L’affaire risque de nourrir le débat sur les conséquences des vices de procédure dans les dossiers judiciaires.
Un Grenoblois de 29 ans, poursuivi pour détention de stupéfiants, d’armes et de munitions, a été relaxé par le tribunal correctionnel après l’annulation de la perquisition à l’origine de l’enquête.
L’homme avait été interpellé le 28 avril dernier au pied d’un immeuble de la rue Alexandre-Dumas, dans le quartier des Eaux-Claires à Grenoble.

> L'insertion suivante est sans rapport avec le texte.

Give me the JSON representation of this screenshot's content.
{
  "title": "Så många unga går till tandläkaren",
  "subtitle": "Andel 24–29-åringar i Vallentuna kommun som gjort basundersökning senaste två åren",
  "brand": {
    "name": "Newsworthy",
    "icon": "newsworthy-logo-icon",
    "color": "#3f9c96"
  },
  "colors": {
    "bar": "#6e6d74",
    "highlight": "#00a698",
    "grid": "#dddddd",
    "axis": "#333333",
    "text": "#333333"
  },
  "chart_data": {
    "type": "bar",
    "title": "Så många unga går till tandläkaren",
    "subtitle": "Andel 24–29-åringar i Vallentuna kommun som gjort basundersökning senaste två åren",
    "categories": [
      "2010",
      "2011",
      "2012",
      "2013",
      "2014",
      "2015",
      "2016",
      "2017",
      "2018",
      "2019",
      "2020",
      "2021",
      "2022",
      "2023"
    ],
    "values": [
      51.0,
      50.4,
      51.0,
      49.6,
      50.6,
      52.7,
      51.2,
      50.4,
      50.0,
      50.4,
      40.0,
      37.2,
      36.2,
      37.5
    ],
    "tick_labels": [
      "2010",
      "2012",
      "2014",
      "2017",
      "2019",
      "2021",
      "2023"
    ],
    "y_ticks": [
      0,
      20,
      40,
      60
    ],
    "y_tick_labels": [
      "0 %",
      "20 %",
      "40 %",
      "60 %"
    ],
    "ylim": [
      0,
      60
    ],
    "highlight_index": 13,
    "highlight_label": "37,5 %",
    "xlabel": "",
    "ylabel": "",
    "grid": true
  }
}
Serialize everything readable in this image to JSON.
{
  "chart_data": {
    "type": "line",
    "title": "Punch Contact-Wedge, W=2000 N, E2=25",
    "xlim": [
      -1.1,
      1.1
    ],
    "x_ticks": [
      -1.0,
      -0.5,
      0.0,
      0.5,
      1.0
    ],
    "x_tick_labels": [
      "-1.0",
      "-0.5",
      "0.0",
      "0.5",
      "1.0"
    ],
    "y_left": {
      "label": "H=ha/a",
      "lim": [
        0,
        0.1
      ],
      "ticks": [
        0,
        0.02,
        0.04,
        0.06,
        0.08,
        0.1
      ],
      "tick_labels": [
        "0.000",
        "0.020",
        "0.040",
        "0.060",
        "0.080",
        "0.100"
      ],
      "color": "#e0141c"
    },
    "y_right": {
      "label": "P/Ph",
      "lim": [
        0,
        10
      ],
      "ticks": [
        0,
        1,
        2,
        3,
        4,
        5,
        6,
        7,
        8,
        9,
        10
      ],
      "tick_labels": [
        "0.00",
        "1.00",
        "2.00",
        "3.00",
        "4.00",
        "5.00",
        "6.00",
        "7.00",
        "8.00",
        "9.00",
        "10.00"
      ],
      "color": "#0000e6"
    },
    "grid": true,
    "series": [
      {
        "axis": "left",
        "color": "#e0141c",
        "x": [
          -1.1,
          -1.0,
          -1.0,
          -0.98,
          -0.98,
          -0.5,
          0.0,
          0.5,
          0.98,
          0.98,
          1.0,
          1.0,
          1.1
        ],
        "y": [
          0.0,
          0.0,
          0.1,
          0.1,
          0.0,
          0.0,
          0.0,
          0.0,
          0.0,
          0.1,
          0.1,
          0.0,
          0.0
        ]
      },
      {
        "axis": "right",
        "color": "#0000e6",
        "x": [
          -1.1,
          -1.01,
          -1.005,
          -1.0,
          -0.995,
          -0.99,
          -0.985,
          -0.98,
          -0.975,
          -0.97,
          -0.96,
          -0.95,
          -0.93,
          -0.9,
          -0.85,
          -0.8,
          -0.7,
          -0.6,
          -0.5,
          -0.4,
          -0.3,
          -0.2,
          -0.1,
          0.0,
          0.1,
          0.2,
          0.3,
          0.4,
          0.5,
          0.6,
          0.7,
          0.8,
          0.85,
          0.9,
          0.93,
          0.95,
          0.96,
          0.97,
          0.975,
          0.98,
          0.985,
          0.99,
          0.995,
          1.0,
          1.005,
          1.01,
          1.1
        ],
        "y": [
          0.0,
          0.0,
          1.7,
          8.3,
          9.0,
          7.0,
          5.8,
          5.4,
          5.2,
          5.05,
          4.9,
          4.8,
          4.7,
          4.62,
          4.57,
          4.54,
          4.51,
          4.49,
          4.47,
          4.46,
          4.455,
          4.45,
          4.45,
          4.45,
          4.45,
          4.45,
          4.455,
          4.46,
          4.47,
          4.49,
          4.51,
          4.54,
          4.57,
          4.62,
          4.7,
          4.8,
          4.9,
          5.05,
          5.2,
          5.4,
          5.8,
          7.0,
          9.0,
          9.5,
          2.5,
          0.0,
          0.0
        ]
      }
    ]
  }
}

Soupçonné d’être impliqué dans un trafic de stupéfiants, il avait vu son appartement perquisitionné par les enquêteurs. À l’intérieur, les policiers avaient découvert une quantité particulièrement importante de produits illicites : 40 kilos de résine de cannabis, 25 kilos d’herbe de cannabis, 2,5 kilos de cocaïne, mais également de la kétamine, de la méthamphétamine, plusieurs drogues de synthèse, des munitions et du matériel lié au trafic.
Une procédure fragilisée dès l’enquête
L’affaire a toutefois rapidement pris une autre tournure.
Le procureur de la République avait lui-même reconnu, dès le mois de mai, l’existence d’un doute sérieux sur la légalité de la perquisition. Les investigations ont révélé que les policiers étaient entrés dans l’appartement en dehors du cadre légal prévu par le code de procédure pénale.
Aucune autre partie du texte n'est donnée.